GK Sanderson, Eleventh Infantry, post-commander, Fort Custer August 1879-October 1880.

In 1883, he was assigned to recruit duty Davids Island, New York Harbor. Leave of absence for one month has been granted Capt. George K. Sanderson, Eleventh Infantry recruiting officer, April 11, 1883. May 7, 1884. The leave of absence on Surgeon's certificate of disability, granted Capt. George K. Sanderson, Eleventh Infantry, has been extended six months on Surgeon's certificate of disability.

===Division of the Atlantic===
July 29, 1887, Company C, Eleventh Infantry, left Fort Yates to proceed to and take station at Fort Ontario, New York. 1887-91 Capt George K Sanderson, Commanding Fort Ontario and Company C (with HQ from Madison Barracks).
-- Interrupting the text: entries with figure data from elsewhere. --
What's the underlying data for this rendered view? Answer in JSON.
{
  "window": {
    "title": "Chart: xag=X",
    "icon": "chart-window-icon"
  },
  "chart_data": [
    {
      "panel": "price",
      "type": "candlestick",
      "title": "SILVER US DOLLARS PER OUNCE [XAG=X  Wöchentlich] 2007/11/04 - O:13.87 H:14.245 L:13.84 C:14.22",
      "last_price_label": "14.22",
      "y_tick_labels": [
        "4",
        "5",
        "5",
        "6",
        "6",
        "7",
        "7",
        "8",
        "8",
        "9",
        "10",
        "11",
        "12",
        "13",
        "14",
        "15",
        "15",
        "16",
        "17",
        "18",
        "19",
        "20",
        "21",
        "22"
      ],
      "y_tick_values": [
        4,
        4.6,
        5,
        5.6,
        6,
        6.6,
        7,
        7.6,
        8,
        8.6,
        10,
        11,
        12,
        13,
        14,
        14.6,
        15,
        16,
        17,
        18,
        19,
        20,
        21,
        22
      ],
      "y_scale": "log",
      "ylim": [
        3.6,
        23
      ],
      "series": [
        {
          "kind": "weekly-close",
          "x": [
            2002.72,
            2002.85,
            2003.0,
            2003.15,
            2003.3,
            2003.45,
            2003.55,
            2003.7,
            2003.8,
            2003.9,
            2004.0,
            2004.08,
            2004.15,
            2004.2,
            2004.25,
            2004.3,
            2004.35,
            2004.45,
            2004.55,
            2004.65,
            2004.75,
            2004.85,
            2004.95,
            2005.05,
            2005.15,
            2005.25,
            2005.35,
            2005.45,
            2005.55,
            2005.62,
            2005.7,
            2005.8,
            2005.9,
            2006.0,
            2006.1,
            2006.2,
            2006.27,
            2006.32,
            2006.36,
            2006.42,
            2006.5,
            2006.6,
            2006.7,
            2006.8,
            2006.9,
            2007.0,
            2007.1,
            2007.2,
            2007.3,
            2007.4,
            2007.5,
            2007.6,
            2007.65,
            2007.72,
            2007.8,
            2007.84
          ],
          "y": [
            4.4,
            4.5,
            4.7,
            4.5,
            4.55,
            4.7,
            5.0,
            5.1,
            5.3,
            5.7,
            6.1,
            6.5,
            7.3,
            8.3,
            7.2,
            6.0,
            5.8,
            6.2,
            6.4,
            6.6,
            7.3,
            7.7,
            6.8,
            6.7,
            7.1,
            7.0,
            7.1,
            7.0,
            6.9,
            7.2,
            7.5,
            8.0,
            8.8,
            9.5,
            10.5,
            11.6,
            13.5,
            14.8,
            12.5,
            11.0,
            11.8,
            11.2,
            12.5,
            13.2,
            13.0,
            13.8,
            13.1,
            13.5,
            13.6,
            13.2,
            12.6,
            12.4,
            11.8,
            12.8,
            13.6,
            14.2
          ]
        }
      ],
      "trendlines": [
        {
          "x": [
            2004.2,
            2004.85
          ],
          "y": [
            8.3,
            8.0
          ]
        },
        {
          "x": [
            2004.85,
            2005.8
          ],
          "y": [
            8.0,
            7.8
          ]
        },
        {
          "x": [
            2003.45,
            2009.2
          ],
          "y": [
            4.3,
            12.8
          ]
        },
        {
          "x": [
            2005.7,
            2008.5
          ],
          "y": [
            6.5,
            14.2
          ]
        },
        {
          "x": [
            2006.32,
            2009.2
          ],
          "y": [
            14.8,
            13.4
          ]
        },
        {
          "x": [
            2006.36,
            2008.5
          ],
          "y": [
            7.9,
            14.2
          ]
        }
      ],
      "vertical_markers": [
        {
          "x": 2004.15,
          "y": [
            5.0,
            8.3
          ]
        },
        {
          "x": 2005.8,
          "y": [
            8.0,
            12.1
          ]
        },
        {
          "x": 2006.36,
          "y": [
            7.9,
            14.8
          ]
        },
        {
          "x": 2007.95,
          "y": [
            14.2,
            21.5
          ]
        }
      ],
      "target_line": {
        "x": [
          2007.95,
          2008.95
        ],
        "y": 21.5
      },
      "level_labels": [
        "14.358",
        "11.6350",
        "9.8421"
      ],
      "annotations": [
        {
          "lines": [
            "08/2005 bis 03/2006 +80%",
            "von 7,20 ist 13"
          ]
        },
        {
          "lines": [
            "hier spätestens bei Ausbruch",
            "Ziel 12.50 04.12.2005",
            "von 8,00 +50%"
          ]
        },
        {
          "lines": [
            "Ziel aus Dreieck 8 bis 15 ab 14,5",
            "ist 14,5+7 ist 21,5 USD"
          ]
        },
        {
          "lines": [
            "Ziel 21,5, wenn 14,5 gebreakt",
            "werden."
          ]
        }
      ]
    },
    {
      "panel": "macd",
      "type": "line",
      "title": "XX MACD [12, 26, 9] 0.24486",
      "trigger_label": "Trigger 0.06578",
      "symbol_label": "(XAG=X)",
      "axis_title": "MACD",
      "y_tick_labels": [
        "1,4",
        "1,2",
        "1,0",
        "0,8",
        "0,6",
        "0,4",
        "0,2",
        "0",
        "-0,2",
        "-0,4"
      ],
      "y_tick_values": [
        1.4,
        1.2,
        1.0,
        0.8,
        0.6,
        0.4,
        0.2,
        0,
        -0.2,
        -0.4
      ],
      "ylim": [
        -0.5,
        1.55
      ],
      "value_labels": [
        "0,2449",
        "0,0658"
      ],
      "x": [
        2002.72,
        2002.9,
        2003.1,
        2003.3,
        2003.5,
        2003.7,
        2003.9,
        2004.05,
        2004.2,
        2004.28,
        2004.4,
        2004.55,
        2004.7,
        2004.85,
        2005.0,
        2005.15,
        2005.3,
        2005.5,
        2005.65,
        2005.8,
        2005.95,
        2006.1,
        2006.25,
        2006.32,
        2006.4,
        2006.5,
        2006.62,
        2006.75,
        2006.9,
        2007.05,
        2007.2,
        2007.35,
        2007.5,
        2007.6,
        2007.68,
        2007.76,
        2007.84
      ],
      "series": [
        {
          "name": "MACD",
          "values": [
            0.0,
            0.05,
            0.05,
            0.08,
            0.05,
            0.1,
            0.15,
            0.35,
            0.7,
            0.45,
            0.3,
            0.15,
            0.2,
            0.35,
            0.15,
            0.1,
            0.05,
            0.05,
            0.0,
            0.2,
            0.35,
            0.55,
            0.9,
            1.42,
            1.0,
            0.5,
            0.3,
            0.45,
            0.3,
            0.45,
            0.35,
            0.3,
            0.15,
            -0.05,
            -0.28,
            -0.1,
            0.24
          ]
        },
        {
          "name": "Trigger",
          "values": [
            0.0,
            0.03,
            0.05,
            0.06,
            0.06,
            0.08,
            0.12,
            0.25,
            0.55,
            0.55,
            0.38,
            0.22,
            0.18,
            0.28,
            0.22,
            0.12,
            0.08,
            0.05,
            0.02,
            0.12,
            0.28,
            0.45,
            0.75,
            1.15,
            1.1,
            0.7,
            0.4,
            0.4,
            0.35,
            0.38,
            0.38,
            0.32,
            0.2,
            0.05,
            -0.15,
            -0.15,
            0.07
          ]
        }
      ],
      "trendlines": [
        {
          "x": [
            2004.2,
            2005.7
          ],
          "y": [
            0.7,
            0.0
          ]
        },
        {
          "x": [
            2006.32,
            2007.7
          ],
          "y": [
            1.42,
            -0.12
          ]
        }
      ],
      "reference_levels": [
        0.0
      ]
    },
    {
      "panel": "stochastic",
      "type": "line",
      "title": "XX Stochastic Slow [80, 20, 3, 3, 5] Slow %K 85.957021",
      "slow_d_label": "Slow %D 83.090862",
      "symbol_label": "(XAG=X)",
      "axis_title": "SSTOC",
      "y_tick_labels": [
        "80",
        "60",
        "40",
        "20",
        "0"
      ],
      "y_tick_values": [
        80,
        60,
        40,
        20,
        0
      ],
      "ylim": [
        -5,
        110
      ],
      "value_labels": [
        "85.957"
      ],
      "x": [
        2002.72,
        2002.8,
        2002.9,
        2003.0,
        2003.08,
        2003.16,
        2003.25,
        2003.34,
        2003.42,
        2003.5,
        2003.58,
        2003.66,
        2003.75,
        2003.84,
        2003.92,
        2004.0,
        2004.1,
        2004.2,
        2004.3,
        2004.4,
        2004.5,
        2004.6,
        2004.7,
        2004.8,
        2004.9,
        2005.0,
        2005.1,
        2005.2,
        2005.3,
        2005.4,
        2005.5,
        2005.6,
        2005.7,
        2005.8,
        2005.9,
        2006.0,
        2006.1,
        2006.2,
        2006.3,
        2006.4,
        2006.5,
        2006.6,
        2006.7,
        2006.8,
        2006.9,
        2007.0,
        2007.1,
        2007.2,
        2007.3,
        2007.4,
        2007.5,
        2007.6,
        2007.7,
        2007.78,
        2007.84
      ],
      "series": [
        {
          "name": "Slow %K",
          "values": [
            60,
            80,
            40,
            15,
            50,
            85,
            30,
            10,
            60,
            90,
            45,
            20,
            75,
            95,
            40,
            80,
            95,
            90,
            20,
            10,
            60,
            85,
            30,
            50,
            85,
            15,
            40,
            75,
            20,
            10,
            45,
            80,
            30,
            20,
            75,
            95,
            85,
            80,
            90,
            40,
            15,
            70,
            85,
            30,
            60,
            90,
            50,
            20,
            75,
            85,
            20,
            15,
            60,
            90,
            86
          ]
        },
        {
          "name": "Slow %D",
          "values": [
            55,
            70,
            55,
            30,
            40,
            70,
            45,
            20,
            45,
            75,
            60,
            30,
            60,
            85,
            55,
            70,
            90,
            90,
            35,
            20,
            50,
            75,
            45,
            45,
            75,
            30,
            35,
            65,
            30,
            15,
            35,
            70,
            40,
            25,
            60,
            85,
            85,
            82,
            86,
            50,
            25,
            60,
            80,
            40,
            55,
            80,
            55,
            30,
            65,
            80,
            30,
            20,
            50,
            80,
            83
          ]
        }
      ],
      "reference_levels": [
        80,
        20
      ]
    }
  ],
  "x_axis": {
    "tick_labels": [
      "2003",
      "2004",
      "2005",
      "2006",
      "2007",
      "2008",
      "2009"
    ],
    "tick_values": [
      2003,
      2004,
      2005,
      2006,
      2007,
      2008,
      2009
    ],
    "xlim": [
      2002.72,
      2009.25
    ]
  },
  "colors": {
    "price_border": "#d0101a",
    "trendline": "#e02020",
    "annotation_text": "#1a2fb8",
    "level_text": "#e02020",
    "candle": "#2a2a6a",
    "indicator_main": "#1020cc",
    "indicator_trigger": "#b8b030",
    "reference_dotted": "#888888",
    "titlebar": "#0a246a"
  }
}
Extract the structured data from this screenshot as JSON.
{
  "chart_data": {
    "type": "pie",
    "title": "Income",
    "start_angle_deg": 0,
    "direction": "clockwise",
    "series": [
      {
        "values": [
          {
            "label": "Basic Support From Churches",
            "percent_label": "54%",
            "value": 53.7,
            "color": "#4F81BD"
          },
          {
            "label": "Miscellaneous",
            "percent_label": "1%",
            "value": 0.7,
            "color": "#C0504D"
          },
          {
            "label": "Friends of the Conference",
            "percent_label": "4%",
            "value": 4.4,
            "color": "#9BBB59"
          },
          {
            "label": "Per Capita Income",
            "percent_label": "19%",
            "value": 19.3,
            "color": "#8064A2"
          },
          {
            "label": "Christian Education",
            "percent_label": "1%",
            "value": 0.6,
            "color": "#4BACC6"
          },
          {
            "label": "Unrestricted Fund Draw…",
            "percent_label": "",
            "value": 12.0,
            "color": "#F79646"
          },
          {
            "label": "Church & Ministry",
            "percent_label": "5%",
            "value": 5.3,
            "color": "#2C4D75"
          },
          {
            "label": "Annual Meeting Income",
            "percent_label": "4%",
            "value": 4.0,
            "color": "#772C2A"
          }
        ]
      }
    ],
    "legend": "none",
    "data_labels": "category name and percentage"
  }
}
1st Lieutenant Henry 0. S. Heistand, to be captain of infantry. March 19, 1891, vice Sanderson, promoted and assigned to the 18th Infantry.

==18th Infantry==
Eighteenth Regiment of Infantry

Captain George K. Sanderson, 11th Infantry, to be major of infantry, March 19, 1891. He was stationed at Fort Clark, Texas, near Brackettville, Texas.

Major George K. Sanderson, 18th Infantry, retired April 2, 1892, and died 2 Feb 1893, Lampasas, Texas.